EFFECTIVE WIDTH OF DISPERSION

THE BENDING MOMENT PER UNIT WIDTH SLAB CAUSED BY CONCENTRATED LOAD CAN BE CALCULATED BY ESTIMATING THE WIDTH OF SLAB THAT MAY BE TAKEN AS EFFECTIVE IN RESISTING THE BENDING MOMENT DUE TO THE CONCENTRATED LOAD.

ABUTMENTS AND WING WALLS

THE SECTIONS SHOULD BE SO DIMENSIONED THAT THE WALLS CAN SUSTAIN THE PRESCRIBED LEAD AND LIVE LOADS, BESIDES THE EARTH PRESSURES WITHOUT OVERTURNING OR SLIDING. FURTHER, THE PRESSURE ON THE SOIL SHOULD BE WITHIN THE ALLOWABLE PRESSURE. EQUIVALENT SURCHARGE FOR LIVE LOAD AS GIVEN IN CLAUSE 217 OF IRC BRIDGE CODE IE TO BE TAKEN INTO CONSIDERATION. IN FIG THE FRONT BATTER IS KEPT AT 1/12 OF THE HEIGHT OF THE WALL, WHILE THE REAR BATTER IS VARIED TO SUIT THE SOIL PRESSURE REQUIREMENTS. IN CASE OF WING WALLS, A SLIGHT MODIFICATION IS ALSO MADE IN THE FRONT OFFSET, DEPENDING ON THE

ALLOWABLE SOIL BEARING PRESSURE, TYPICAL VALUES FOR A,B AND C AS INDICATED IN FIG. ARE GIVEN IN TABLE1. FOR TWO CHOSEN VALUES OF ALLOWABLE SOIL PRESSURE, I.E., 200 AND 400 KN/M2. THESE DIMENSIONS MAY BE ADOPTED FOR CULVERTS AND IN SPECIAL CASES DETAILED CALCULATIONS MAY BE PERFORMED.

TABLE 1. DIMENSIONS OF ABUTMENTS AND WING WALLS FOR SLAB BRIDGES. 

 

 

    Value in meter for Height H in meters

1.5 2.0 2.5 3.0 3.5

  A 0.75 0.9 1.2 1.65 2.60

B 0.20 0.3 0.45 0.65 1.06

C 0.45 0.45 0.45 0.45 0.45

  A 0.3 0.45 0.55 0.75 0.95

B 0.2 0.3 0.45 0.65 0.85

C 0.15 0.15 0.15 0.15 0.15

THE FOUNDATIONS SHOULD BE TAKEN BELOW THE SCOUR DEPTH TO A DEPTH WHERE THE VARIATION IN THE MOISTURE CONTENT OF THE SUBSOIL WILL BE ABSENT. THE DEPTH OF FOUNDATION SHOWN SHOULD BE CONSIDERED THE MINIMUM, UNLESS ROCK IS ENCOUNTERED AT A HIGHER LEVEL. IN LATTER CASE, THE MASONRY SHOULD BE NEELED ON THE ROCK FOR A DEPTH OF ABOUT 200MM, OR CONNECTED BY DOWELS TO THE ROCK IF THE ROCK SURFACE IS SLOPING.

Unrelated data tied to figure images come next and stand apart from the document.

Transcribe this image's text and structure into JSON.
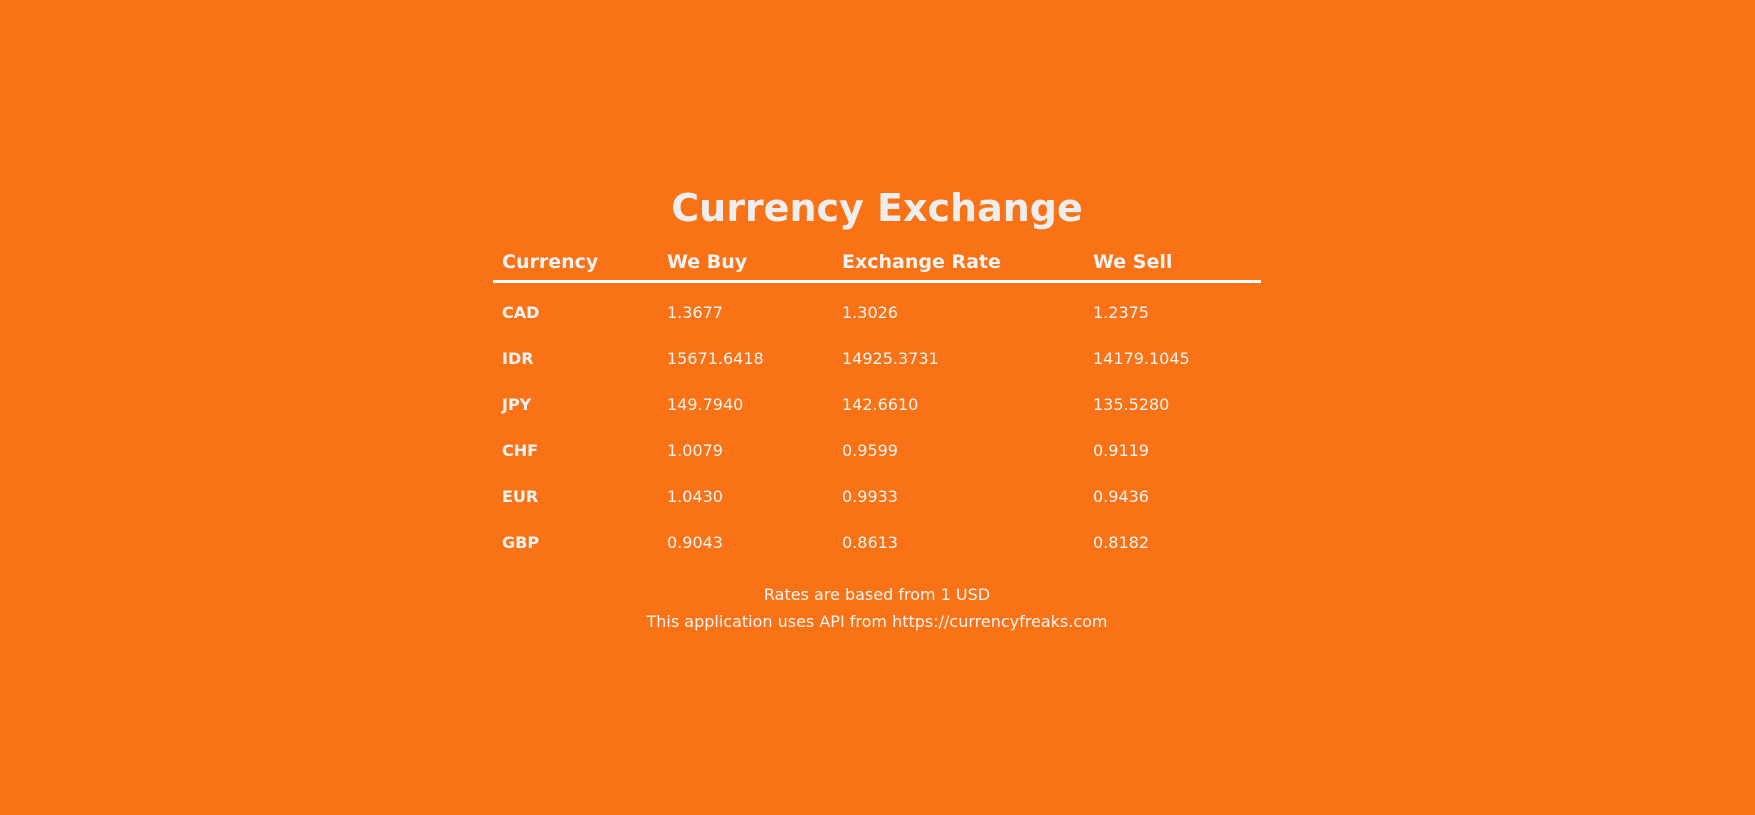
{
  "page": {
    "title": "Currency Exchange"
  },
  "table": {
    "headers": {
      "currency": "Currency",
      "we_buy": "We Buy",
      "exchange_rate": "Exchange Rate",
      "we_sell": "We Sell"
    },
    "rows": [
      {
        "currency": "CAD",
        "we_buy": "1.3677",
        "exchange_rate": "1.3026",
        "we_sell": "1.2375"
      },
      {
        "currency": "IDR",
        "we_buy": "15671.6418",
        "exchange_rate": "14925.3731",
        "we_sell": "14179.1045"
      },
      {
        "currency": "JPY",
        "we_buy": "149.7940",
        "exchange_rate": "142.6610",
        "we_sell": "135.5280"
      },
      {
        "currency": "CHF",
        "we_buy": "1.0079",
        "exchange_rate": "0.9599",
        "we_sell": "0.9119"
      },
      {
        "currency": "EUR",
        "we_buy": "1.0430",
        "exchange_rate": "0.9933",
        "we_sell": "0.9436"
      },
      {
        "currency": "GBP",
        "we_buy": "0.9043",
        "exchange_rate": "0.8613",
        "we_sell": "0.8182"
      }
    ]
  },
  "footer": {
    "note": "Rates are based from 1 USD",
    "api_credit": "This application uses API from https://currencyfreaks.com"
  },
  "colors": {
    "background": "#f97316",
    "text": "#f1f1f1",
    "header_rule": "#ffffff"
  }
}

THE PURPOSE OF THE FOOTING IS TO SERVER AS A SEAL IN POOR SOIL OR AS A BEDDING COURSE IN WATER BEARING STRATA FOR THE MAIN MASONNY ABOVE. THE FOOTING IS NOT TAKEN AS EFFECTIVE IN DESIGNING THE ABUTMENT SECTION, WHEN THE CLEAN SPAN IS LESS THAN H/6 + 1.5M, THE BOTTOM FOOTINGS OF THE TWO ABUTMENTS OF A SINGLE SPAN CULVERT SHOULD BE COMBINED.

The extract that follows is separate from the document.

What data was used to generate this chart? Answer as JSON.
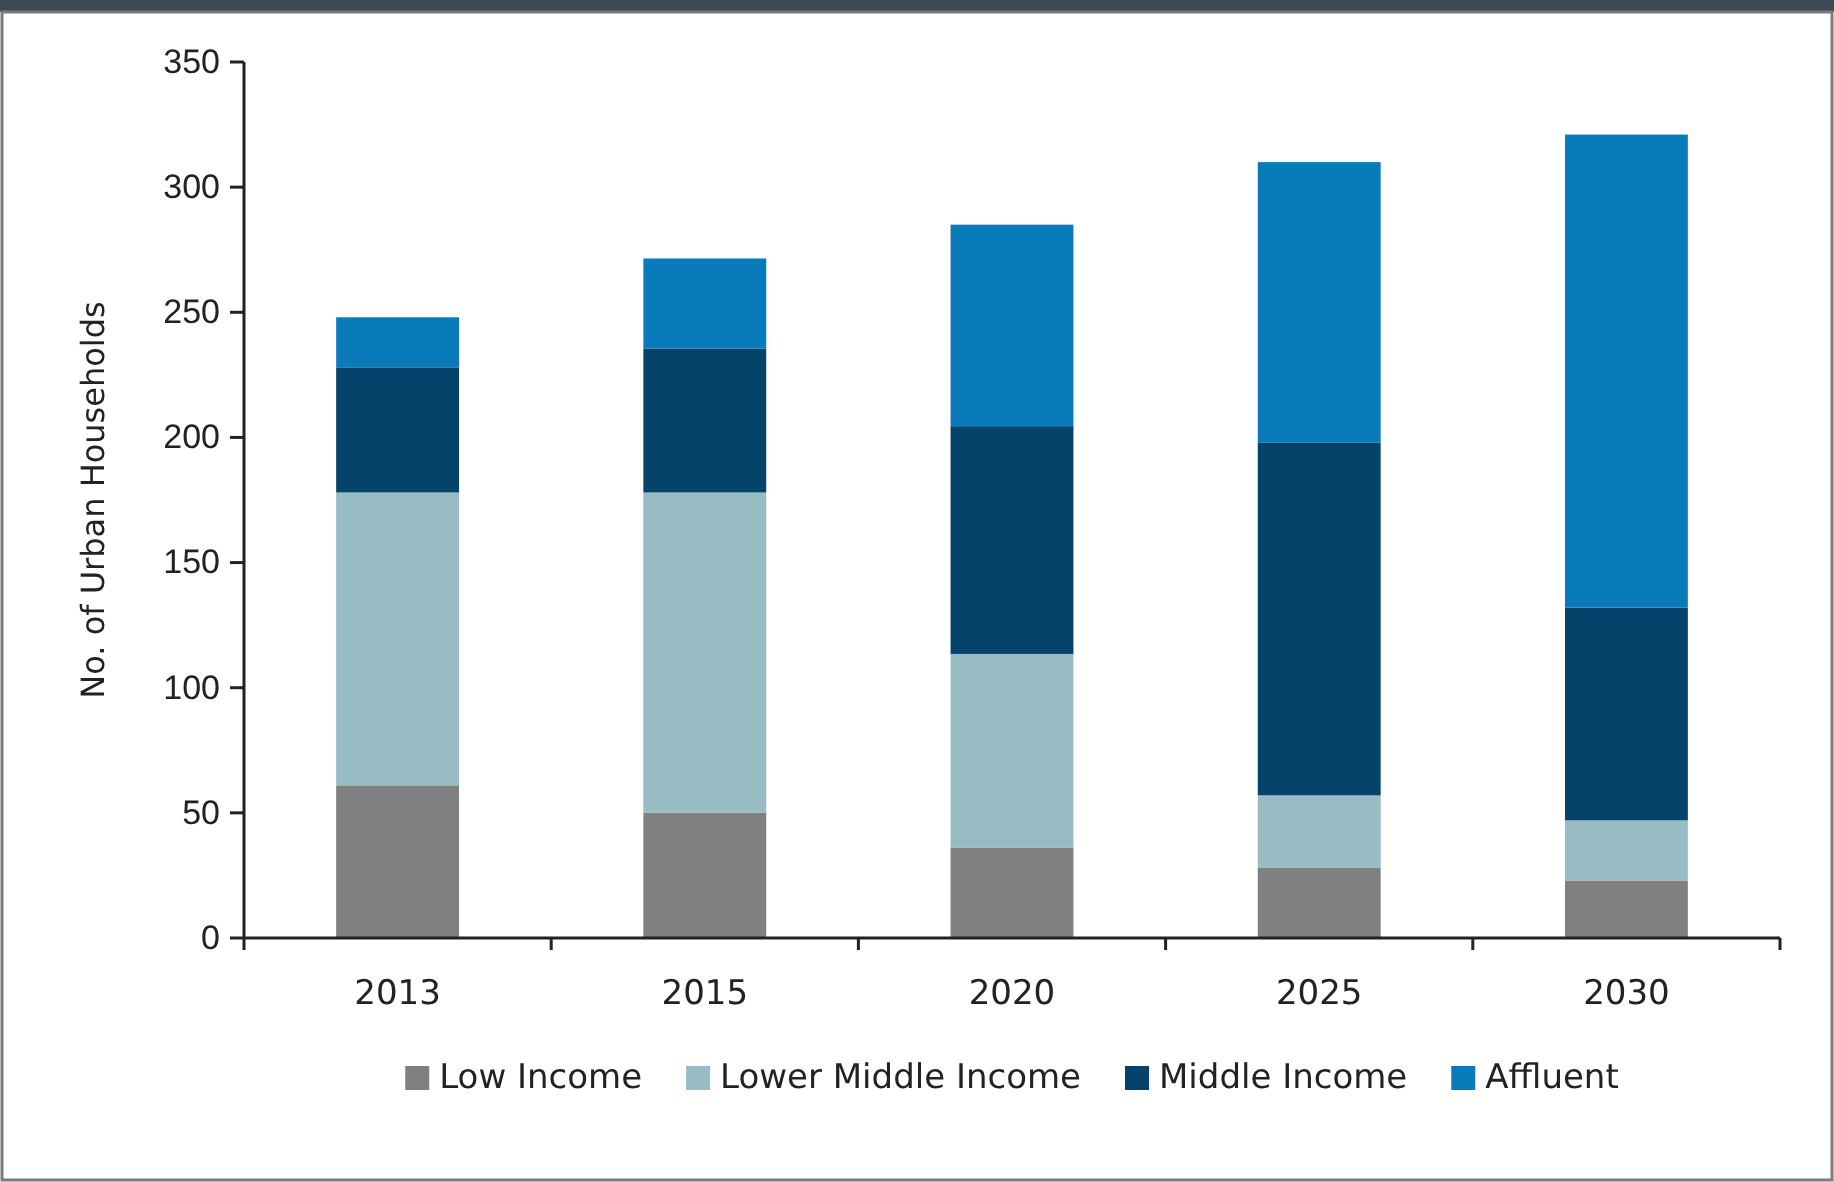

IF THE ENTIRE ABUTMENT IS OF MASS CONCRETE, NO SPECIAL TREATMENT EXCEPT LEVELING IS REQUIRED FOR THE BRIDGE SEAT. IF THE MAIN ABUTMENT IS OF BRICK OR STONE MASONRY, A BED BLOCK OF CONCRETE IS PROVIDED FOR A THICKNESS OF ABOUT 225MM. WING WALLS MAY BE EITHER SPLAYED AT AN ANGLE OF 45º OR TAKEN PERPENDICULAR TO THE ABUTMENT. IF SPLAYED, THE HEIGHT OF WALL WILL REDUCE AS IT EXTENDS AWAY FROM THE ABUTMENT. AT THE LOW END, THE HEIGHT OF WALL SHOULD NOT BE MORE THAN 1.2M. IF THE WALL IS AT RIGHT ANGLES TO THE ABUTMENT, SUITABLE REVETMENT SHOULD BE PROVIDED TO RETAIN THE EARTH OF EMBANKMENT.

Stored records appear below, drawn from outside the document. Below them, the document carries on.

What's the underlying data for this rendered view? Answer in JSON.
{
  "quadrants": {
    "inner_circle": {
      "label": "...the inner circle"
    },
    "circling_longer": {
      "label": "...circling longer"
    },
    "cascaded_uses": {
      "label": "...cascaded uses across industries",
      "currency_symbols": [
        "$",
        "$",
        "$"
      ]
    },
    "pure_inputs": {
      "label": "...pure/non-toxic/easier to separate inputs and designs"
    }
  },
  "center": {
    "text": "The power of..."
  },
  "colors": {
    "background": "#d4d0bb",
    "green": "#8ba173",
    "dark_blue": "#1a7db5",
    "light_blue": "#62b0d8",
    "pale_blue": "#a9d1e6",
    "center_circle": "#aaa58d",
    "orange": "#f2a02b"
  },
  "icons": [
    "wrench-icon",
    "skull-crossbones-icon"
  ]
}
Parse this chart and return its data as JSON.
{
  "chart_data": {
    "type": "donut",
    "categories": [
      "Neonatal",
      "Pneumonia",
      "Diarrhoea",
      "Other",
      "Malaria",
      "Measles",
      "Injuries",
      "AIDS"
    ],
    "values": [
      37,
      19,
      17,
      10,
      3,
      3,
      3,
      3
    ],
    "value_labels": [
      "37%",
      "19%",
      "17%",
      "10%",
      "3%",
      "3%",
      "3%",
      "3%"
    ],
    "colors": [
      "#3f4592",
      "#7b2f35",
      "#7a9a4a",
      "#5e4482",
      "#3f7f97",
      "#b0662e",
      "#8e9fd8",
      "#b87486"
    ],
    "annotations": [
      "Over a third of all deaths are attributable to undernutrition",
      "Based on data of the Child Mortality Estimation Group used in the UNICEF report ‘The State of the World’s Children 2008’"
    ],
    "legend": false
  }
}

THE EARTH FILLING BEHIND THE ABUTMENTS AND WINGS SHOULD BE SPECIALLY CONSOLIDATED IN ORDER TO AVOID AN EXCESSIVE DEPRESSION IMMEDIATELY CLEAR OF THE BRIDGE DECK. A POROUS BACKFILL OF ABOUT 500MM THICKNESS SHOULD BE PROVIDED IMMEDIATELY BEHIND THE ABUTMENT, WITH 150MM DIAMETER WEEP HOLES PLACED AT SUITABLE INTERVALS WITH A GENTLE SLOPE SO AS TO BE 150 MM ABOVE NORMAL WATER LEVEL ON THE VENT SIDE, TO ENSURE DRAINAGE FOR FILLING BEHIND THE ABUTMENTS.

HANDRAILS OR PARAPETS SHOULD BE PROVIDED OVER THE KERBS ON EITHER SIDE OF THE ROAD OVER THE DECK SLAB. FOR SMALL CULVERTS PARAPET WALLS OF HEIGHT 750MM WILL BE ADEQUATE. FOR SPANS ABOVE 6M, A COMBINATION OF R.C. POSTS AND RAILS MAY BE MORE PLEASING.